Und worum geht es in den nächsten fünf Jahren?

Neben der beschriebenen Praxisforschung ist die Grundlagenarbeit ein Boden für jegliches aktuelle Handeln. Dafür sind folgende Projekte in Arbeit:

  • Neuherausgabe des sogenannten Querbandes »Zur Entstehung und Entwicklung der Eurythmie«. Eine vollständige Dokumentation der verschiedenen Überlieferungen der ersten Eurythmiekurse durch Marie Steiner, Tatiana Kisseleff, Mieta Waller, Lory Smits u.a. zusammen mit Rudolf Steiners Anmerkungen aus seinen Notizbüchern ist in Vorbereitung.
  • Eine Übersicht und Neuordnung der bisher über die Gesamtausgabe (und auch in Ausgaben außerhalb der Gesamtausgabe) verteilten, z.
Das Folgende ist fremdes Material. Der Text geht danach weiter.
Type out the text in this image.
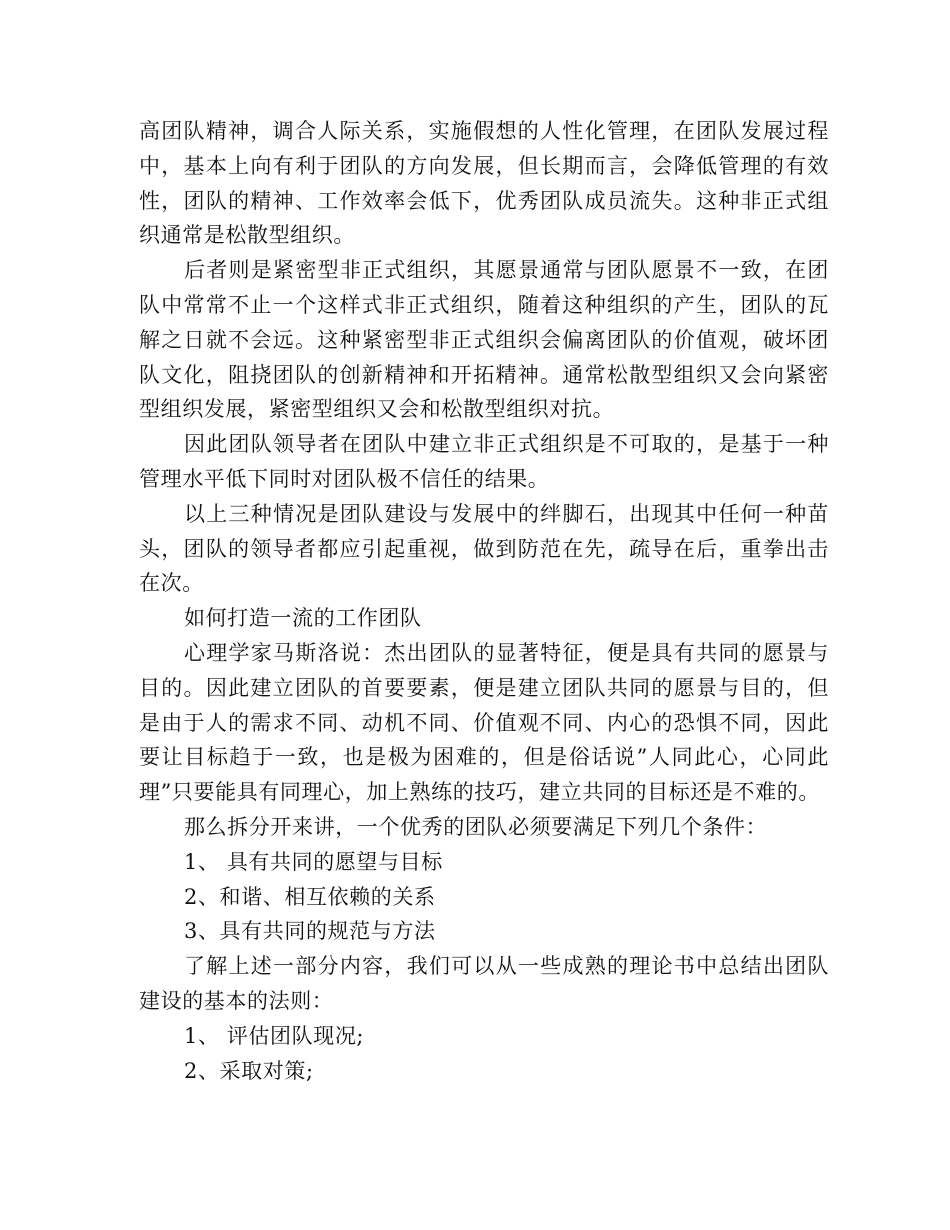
高团队精神，调合人际关系，实施假想的人性化管理，在团队发展过程中，基本上向有利于团队的方向发展，但长期而言，会降低管理的有效性，团队的精神、工作效率会低下，优秀团队成员流失。这种非正式组织通常是松散型组织。

后者则是紧密型非正式组织，其愿景通常与团队愿景不一致，在团队中常常不止一个这样式非正式组织，随着这种组织的产生，团队的瓦解之日就不会远。这种紧密型非正式组织会偏离团队的价值观，破坏团队文化，阻挠团队的创新精神和开拓精神。通常松散型组织又会向紧密型组织发展，紧密型组织又会和松散型组织对抗。

因此团队领导者在团队中建立非正式组织是不可取的，是基于一种管理水平低下同时对团队极不信任的结果。

以上三种情况是团队建设与发展中的绊脚石，出现其中任何一种苗头，团队的领导者都应引起重视，做到防范在先，疏导在后，重拳出击在次。

如何打造一流的工作团队

心理学家马斯洛说：杰出团队的显著特征，便是具有共同的愿景与目的。因此建立团队的首要要素，便是建立团队共同的愿景与目的，但是由于人的需求不同、动机不同、价值观不同、内心的恐惧不同，因此要让目标趋于一致，也是极为困难的，但是俗话说”人同此心，心同此理”只要能具有同理心，加上熟练的技巧，建立共同的目标还是不难的。

那么拆分开来讲，一个优秀的团队必须要满足下列几个条件：

1、 具有共同的愿望与目标

2、和谐、相互依赖的关系

3、具有共同的规范与方法

了解上述一部分内容，我们可以从一些成熟的理论书中总结出团队建设的基本的法则：

1、 评估团队现况;

2、采取对策;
T. noch nicht veröffentlichten Eurythmie-Ansprachen, in denen Rudolf Steiner die Eurythmie von immer neuen Aspekten aus öffentlich und intern vorstellt. Erstmals ist nun auch eine genauere Einordnung der Ansprachen in den eurythmiegeschichtlichen Kontext möglich.
  • Neuauflage des Lauteurythmiekurses »Eurythmie als sichtbare Sprache«.
  • Des weiteren sind Fachbücher zum Inhalt des Lauteurythmiekurses sowie zu methodisch-didaktischen Fragen der Anfangszeit geplant.
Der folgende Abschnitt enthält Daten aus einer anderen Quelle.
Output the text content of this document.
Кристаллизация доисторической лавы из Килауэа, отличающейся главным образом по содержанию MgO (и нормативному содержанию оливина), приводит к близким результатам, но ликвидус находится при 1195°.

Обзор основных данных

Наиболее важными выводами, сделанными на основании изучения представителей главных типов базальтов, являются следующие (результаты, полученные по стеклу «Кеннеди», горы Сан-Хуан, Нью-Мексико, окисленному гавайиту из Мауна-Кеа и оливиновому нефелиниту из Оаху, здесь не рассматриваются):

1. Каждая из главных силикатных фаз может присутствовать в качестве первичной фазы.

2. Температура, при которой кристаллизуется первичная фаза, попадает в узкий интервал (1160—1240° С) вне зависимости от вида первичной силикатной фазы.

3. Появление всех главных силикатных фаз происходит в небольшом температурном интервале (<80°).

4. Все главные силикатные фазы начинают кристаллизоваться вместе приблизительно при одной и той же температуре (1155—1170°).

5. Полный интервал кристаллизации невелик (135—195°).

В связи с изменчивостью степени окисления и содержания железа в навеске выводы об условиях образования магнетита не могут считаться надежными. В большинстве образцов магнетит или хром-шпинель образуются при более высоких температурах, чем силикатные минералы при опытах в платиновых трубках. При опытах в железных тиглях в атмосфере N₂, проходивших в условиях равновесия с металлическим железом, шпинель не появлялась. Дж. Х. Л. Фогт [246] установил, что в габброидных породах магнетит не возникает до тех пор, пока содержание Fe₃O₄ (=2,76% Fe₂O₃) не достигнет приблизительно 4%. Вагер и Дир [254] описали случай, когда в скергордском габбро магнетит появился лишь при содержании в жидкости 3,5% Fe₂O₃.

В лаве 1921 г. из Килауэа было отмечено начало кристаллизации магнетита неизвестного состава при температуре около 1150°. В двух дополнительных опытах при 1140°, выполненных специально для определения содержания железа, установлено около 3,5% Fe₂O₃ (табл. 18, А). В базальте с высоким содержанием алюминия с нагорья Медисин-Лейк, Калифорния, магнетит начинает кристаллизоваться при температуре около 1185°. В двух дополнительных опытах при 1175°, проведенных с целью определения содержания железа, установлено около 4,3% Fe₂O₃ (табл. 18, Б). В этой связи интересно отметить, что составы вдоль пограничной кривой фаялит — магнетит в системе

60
All das wird sicher erneute fünf Jahre dauern.

Zum Autor: Stefan Hasler ist Musiker und Eurythmist. Zusätzlich zu seiner künstlerischen Bühnentätigkeit ist er seit 2003 Professor für Eurythmie an der Alanus-Hochschule. Seit 2015 ist er Leiter der Sektion für Redende und Musizierende Künste am Goetheanum.

Literatur: S. Hasler, Ch. Heinritz: Den eigenen Eurythmieunterricht erforschen, Bd. 1–3, Stuttgart 2013–2016.